Nikolinka Nenova & Ronan Reilly: Supporting Discourse Structure by Applying Discourse Particles Taxonomy
In the last decade, the challenges in spoken language systems have been tackled with variable success. Significant progress has been made on sound recognition and semantic interpretation techniques. Other issues - segmentation of discourse units and their interrelations in the overall discourse structure, still remain challenges to researchers. The impediments to processing these are due to speech inherent phenomena: dysfluencies (interjections, false starts, pause fillers); attention shift, and the grounding between the participants (Glass, 1999). We believe that a uniform Discourse Particle (DP) taxonomy supports resolving these and even is, in some instances, a key solution to them.
In this presentation we describe a DP taxonomy based on previous work on dysfluent speech (Meteer, 1995) and DPs (Fisher, 1997, 1998). Basing the taxonomy on Reichman’s dialogue grammar and Marcu’s (1997) discourse relations we demonstrate the effectiveness of DPs in the context of discourse analyses. The presented results deal with the application of the DP taxonomy to 10 of the TRAINS project (Allen et al., 1993) dialogues performed by five annotators who work outside the current project.
The DP taxonomy is based on three main features: their structure, their distribution, and their function. We consider DPs to be all sounds, syllables, words and phrases devoid of semantic meaning. They function in spoken dialogues as syntactical and/or pragmatic elements that support discourse structure. Their structure follows the main language level distinction. Sound DPs are interjections (hm, ah, oh). Word DPs are lexemes of different type: junction words (so, but, then) discourse words (okay, anyway, well) and repeated words. The third type - syntactic DPs are fixed phrases of the type (let me, you know, I mean). Most DPs are not constrained in their distribution: they appear at the beginning, the body or the end of a unit. Their function is to support units’ segmentation (mark out the beginning/end of a turn/dialogue, hold the turn, and so on) or/and to indicate the intentions and understanding of the current speaker. In that sense, their function is twofold. At the first level, immediately related to their neighbouring utterance, they show the boundaries of these neighbouring utterances and the relation between them as a pair. They prepare the listener for the utterance to follow. For example, if the speaker is presented with a plan whether she understands/agrees with its details would be explicit from the interjections at the beginning of the listener’s turn. The higher level function is to place the utterance in the context of a loose dialogue structure. On a higher level, DPs show the relation between the utterance to come with the previous ones, whether the relation is that of subordination or coordination.

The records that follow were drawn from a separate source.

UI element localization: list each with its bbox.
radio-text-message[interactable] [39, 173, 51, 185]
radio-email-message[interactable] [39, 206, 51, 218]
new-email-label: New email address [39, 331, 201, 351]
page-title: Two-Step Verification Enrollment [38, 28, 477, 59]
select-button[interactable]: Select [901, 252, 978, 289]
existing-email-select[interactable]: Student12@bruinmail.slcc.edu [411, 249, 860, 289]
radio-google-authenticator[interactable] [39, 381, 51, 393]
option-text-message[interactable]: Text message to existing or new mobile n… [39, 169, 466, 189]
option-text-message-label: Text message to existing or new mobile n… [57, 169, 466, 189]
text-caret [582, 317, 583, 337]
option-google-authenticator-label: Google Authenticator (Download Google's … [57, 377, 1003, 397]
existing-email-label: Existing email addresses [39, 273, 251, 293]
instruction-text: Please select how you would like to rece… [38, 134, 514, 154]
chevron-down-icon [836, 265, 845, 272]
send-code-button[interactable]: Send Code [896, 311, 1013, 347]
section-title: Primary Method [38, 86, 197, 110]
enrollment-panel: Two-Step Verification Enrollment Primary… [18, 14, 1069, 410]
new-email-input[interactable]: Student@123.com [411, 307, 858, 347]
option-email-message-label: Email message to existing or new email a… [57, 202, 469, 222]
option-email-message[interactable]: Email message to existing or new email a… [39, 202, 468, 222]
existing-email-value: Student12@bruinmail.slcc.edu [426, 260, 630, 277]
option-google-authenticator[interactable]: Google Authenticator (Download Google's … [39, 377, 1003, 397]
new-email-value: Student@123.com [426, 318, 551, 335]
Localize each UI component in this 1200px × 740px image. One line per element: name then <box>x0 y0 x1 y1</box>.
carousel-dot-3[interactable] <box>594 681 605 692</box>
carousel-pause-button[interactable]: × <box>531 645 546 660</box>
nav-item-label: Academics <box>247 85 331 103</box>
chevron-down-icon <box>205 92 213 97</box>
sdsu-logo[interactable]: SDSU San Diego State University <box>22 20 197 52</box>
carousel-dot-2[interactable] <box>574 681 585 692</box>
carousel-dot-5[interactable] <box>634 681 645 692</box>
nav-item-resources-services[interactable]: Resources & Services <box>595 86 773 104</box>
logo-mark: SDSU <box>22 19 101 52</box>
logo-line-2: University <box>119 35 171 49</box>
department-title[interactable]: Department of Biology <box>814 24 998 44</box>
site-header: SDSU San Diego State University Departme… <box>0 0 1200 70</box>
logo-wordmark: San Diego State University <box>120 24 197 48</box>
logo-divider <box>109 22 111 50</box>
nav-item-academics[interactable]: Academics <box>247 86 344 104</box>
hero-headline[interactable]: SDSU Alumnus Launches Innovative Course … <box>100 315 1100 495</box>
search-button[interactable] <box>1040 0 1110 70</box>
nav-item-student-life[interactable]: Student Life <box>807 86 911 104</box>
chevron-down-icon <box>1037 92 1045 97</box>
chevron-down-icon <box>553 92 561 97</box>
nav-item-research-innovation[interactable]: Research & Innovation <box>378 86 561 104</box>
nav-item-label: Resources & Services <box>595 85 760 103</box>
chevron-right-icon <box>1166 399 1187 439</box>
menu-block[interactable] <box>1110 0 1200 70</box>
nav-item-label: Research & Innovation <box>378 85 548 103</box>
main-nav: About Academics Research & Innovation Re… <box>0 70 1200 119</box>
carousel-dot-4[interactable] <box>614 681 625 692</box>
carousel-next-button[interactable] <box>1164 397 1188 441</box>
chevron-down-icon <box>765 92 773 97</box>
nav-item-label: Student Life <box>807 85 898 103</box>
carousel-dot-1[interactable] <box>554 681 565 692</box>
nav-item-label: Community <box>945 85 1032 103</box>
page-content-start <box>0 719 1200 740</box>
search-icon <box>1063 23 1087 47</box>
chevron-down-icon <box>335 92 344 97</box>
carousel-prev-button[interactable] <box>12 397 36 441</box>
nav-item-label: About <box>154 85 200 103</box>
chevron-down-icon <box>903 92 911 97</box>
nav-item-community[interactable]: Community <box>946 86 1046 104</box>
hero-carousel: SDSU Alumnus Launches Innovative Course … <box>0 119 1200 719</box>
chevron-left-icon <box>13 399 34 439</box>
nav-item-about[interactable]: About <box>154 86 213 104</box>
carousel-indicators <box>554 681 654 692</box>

The taxonomy is applied to the TRIANS 91 dialogue corpus (Gross et al. 1993), our own dialogues, and Thompson’s (1995) discourse transcript. . It comprises about 120 minutes (1500 turns, 6000 utterances) of spontaneous speech. Further expansion of the analysed data is in progress. The transcribed speech differs in genre- one corpus is scenario based; the other is topic constrained, and the third one unrestricted. All the dialogues are segmented using DAMSL annotation scheme (Core & Allen, 1997).
In this talk we present comparative results of the analysis made by the annotators. At this stage of the project we are focusing on analysing varieties of corpora and investigating the ways in which DPs reflect discourse structure and unit segmentation. The next stage of the project is aimed at augmenting the taxonomy and applying it as a DP expert module in a speech system.
References:
Allen, J., Schubert L., Ferguson G., Heeman P., Hwang C., Kato T., Light M., Martin N., Miller B., Poesio M., and Traum D. (1995). The TRAINS Project: A case study in building a conversational planning agent. Journal of Experimental and Theoretical AI, 7, 7--48
Core, M. & Allen, J. (1997). Coding Dialogues with the DAMSL Annotation Scheme. Workshop Notes of AAAI Fall Symposium on Communicative Action in Humans and Machines.
Glass,V. (1999). Challenges for Spoken Dialogue Systems. Proceedings IEEE ASRU Workshop, Keystone,
Gross D., Allen J. and Traum D. (1993). The Trains 91 Dialogues. Technical Note 92-1, Computer Science Department, University of. Rochester.
Fischer, K. & Brandt, P. (1998): Automatically Disambiguating Discourse Particles. Proceedings of Coling/ACL '98 Workshop on Discourse Relations and Discourse Markers, Montreal, Canada, pp. 107-113.
Fischer, K. & Wrede, B. (1997): Discourse Particles in Female and Male Human-Computer-Interaction. Proceedings of WiC 1997, Intellect Press, Exeter.
Meteer, M. (1995) Dysfluency Annotation Stylebook for the Switchboard Corpus. unpublished.
Marcu,D., (1997) The Rhetorical Parsing, Summarization, and Generation of Natural Language Text. PhD theses. Department of Computer Science University of Toronto, Canada
Thompson, S., (1995) Appease the Monster. Tanscript. Conversation and Grammar. Ling.490.359/554.360. Linguistic Summer Program. University of New Mexico.